If you’re self employed, you’ll need to set up and pay into a super fund yourself (see below for professional advice for choosing a super fund).
It’s important to understand superannuation and how it works, so you can ensure that your money works for you throughout your working life. If you don’t, you may discover, too late, that your fund has very high fees, isn’t doing as well as others or, if you don’t nominate a fund when you change jobs, you may end up with multiples funds and fees, costing you big time in retirement!
Read our starter blog to get up to speed with all the superannuation need-to-know facts:
Can I pay extra money into my superannuation fund?
The simple answer is ‘Yes’!
You can pay extra money into your super fund – and many people do! You can either ask your employer to pay additional money from your pre-tax salary, or pay in extra yourself. Extra payments are a great way to increase your retirement income. It can also help you pay less tax along the way. We’d suggest speaking to a financial planner to see whether this is something suited to your circumstances.
Read more about extra payments, caps and which additional payments can be claimed on your tax return:
What is a Unique Superannuation Identifier Number (USI)?
USI numbers were introduced in 2014 when businesses switched to the SuperStream system to pay employees. Your USI a number is unique to your super fund. You need to supply this number if you change superfunds and you may need to supply it to your employer when you start a new job.
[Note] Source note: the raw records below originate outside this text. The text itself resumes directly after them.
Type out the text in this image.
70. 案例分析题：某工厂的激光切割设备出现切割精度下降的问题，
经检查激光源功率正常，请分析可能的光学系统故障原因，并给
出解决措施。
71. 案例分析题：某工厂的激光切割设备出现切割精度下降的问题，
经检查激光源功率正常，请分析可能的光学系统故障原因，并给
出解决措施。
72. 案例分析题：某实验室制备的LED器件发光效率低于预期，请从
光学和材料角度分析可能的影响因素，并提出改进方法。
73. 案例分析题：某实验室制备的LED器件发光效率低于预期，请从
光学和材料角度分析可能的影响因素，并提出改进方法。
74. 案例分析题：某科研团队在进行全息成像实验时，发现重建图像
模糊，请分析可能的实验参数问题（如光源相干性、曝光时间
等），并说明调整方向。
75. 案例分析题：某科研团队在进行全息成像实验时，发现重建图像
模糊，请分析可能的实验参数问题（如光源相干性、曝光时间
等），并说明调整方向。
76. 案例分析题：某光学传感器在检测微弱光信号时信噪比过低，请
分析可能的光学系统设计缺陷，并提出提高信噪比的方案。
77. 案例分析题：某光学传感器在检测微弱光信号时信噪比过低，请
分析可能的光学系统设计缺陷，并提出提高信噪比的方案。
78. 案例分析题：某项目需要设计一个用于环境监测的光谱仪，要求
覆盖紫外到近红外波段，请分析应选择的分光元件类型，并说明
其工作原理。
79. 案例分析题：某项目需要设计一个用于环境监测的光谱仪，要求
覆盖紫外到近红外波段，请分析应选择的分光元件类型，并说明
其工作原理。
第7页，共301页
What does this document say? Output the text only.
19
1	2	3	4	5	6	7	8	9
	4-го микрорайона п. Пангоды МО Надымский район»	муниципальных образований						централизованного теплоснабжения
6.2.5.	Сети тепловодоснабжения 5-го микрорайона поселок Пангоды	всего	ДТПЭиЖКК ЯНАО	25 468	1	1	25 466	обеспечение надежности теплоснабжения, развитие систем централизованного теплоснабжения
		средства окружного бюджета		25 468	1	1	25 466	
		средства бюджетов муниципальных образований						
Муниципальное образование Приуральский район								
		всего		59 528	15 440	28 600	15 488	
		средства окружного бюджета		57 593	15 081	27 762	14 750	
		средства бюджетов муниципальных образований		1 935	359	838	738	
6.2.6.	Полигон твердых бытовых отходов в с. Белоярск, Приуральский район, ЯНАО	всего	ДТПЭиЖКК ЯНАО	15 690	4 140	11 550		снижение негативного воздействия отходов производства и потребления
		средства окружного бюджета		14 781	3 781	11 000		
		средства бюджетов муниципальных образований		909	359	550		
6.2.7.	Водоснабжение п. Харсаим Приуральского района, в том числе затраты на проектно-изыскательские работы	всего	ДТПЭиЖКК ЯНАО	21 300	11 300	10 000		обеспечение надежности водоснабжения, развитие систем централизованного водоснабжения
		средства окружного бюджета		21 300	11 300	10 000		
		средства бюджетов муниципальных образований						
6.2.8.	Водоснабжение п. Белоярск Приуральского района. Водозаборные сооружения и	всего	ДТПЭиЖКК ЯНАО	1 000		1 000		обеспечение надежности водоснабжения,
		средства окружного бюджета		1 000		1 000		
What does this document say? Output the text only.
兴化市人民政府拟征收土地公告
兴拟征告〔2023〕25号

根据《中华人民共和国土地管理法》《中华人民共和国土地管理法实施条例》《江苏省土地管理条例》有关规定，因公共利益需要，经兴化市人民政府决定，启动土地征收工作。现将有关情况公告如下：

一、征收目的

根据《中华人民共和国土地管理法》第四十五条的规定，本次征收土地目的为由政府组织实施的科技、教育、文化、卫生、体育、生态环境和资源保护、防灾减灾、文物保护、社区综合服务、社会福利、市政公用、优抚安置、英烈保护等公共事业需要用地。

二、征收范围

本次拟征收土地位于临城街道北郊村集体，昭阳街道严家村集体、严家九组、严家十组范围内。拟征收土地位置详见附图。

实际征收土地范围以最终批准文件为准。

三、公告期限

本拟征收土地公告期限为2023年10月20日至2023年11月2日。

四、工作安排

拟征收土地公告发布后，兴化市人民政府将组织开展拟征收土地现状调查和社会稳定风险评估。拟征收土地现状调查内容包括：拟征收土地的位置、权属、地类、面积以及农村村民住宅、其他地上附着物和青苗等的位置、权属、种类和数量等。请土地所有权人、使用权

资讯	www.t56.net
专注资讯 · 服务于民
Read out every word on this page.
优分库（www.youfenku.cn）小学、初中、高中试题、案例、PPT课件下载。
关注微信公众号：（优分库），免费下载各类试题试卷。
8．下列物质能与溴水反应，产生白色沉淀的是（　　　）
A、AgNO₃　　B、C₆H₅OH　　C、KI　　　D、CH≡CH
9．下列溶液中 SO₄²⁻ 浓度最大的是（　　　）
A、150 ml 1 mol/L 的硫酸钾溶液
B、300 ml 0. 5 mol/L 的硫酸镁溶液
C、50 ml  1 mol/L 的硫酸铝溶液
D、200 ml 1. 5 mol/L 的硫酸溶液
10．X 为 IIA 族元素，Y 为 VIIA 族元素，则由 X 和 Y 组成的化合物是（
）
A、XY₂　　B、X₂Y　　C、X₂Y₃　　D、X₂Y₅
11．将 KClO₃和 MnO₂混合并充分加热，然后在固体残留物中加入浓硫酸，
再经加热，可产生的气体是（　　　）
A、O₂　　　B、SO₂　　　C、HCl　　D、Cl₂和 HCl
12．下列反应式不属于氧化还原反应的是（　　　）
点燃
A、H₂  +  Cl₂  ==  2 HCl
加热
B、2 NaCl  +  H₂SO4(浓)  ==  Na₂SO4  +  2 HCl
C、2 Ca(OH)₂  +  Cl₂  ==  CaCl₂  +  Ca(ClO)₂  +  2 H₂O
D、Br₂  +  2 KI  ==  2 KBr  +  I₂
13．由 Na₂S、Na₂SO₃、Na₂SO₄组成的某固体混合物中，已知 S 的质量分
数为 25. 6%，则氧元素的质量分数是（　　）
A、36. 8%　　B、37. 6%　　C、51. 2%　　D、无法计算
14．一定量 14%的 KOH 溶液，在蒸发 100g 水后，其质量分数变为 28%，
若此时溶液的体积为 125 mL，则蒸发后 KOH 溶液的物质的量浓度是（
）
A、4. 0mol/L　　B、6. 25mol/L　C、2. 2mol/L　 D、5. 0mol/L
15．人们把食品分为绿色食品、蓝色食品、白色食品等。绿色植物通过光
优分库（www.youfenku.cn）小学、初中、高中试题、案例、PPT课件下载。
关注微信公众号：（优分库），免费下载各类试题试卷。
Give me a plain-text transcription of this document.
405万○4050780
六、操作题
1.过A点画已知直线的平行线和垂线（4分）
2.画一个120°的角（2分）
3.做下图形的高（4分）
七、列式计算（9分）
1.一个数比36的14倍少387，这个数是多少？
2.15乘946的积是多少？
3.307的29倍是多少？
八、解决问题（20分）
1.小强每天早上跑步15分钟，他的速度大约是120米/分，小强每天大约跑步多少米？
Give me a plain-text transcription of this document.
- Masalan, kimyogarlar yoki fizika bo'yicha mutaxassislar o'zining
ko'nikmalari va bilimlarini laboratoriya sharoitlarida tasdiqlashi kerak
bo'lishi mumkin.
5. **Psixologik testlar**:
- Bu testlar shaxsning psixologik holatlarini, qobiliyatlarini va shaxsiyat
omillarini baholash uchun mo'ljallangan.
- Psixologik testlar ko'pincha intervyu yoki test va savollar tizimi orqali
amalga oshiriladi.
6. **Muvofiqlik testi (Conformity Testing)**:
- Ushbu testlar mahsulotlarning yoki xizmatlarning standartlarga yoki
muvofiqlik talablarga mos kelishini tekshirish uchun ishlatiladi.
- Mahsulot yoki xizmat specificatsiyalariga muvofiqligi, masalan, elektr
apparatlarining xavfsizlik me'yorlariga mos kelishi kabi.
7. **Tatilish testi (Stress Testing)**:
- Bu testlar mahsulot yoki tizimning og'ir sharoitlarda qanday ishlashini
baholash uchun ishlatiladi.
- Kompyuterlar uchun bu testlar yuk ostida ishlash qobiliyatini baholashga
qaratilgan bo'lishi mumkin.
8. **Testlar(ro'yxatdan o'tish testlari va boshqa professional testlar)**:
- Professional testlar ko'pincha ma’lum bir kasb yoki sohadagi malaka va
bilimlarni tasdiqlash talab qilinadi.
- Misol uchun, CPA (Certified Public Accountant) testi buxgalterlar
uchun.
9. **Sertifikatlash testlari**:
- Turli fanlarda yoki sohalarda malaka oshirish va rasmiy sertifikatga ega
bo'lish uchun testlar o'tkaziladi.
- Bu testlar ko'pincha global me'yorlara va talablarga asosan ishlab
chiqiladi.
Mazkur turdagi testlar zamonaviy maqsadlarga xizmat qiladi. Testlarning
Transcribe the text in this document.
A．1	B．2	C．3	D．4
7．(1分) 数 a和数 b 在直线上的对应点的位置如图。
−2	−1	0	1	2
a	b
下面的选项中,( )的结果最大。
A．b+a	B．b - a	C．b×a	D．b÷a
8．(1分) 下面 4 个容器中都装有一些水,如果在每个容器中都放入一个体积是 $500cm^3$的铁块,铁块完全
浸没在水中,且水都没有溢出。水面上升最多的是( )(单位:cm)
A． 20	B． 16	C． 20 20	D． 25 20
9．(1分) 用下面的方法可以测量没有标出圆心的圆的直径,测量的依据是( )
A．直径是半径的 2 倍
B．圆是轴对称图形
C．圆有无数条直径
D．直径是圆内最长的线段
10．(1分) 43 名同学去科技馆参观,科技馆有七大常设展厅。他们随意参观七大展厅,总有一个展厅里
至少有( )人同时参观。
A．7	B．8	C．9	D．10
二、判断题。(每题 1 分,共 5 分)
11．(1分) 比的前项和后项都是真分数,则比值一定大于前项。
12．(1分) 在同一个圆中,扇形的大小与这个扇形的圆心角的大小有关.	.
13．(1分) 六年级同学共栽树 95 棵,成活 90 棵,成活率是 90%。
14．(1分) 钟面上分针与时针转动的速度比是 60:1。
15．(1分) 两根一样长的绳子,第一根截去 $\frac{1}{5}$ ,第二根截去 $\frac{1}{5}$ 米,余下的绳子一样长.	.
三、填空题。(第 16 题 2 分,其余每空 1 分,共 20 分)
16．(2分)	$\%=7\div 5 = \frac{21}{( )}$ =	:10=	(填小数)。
How do I find my Unique Superannuation Identifier Number?
You can find your USI number on your annual super statement or your super fund’s website. If you have trouble finding your USI, contact your super provider directly.
What is the difference between a Self-Managed Super Fund (SMSF) and other types of super funds?
SMSFs are becoming more popular with Australians who want better control over their money. There is more work involved, as you are responsible for making sure the fund is managed properly, but the reward is the control you have over where your money is invested and how those investments are structured. Is a SMSF something you’re considering? Take a look at our comparison:
How do I know if I’ll have enough super when I retire?
It’s always good to know if you’re on track or not with your superannuation but how do you know if you are?
The resources below can help you work it out whether you’re on track for a modest or comfortable retirement:
How much is enough?
Should I talk to a professional about my superannuation fund?
As with most financial decisions, seeking professional advice is highly recommended. When it comes to choosing and maintaining your superannuation fund, it’s no different.
Your employer will pay your superannuation into their default employer-nominated fund, unless you nominate your own fund. This can get tricky as you move through your career and switch employers, as you need to roll over existing money and keep track of it all. Also, super funds differ, as do the insurances within them, so an employer’s fund may or may not be the right fund for you.
For this reason, it’s highly recommended that you seek independent professional advice as early in your working life as possible. An advisor will help you choose a good fund that suits your circumstances, and assess which type of investment strategy suits you, initially and how it should change over time.
Your future is in your hands
There aren’t many ways you can control your future but as far as superannuation is concerned, you can.
Your retirement may well be years away but those years are valuable. Throughout your career, you can make sure your money is working for you – and growing. Looking after it, adding to it and making sure it’s in the right fund, will help keep your future financially secure.
So make superannuation part of your annual financial health check, chat with an independent advisor when you need advice, and talk to your tax agent about claiming extra super payments on your annual tax return.
Your future really is in your hands.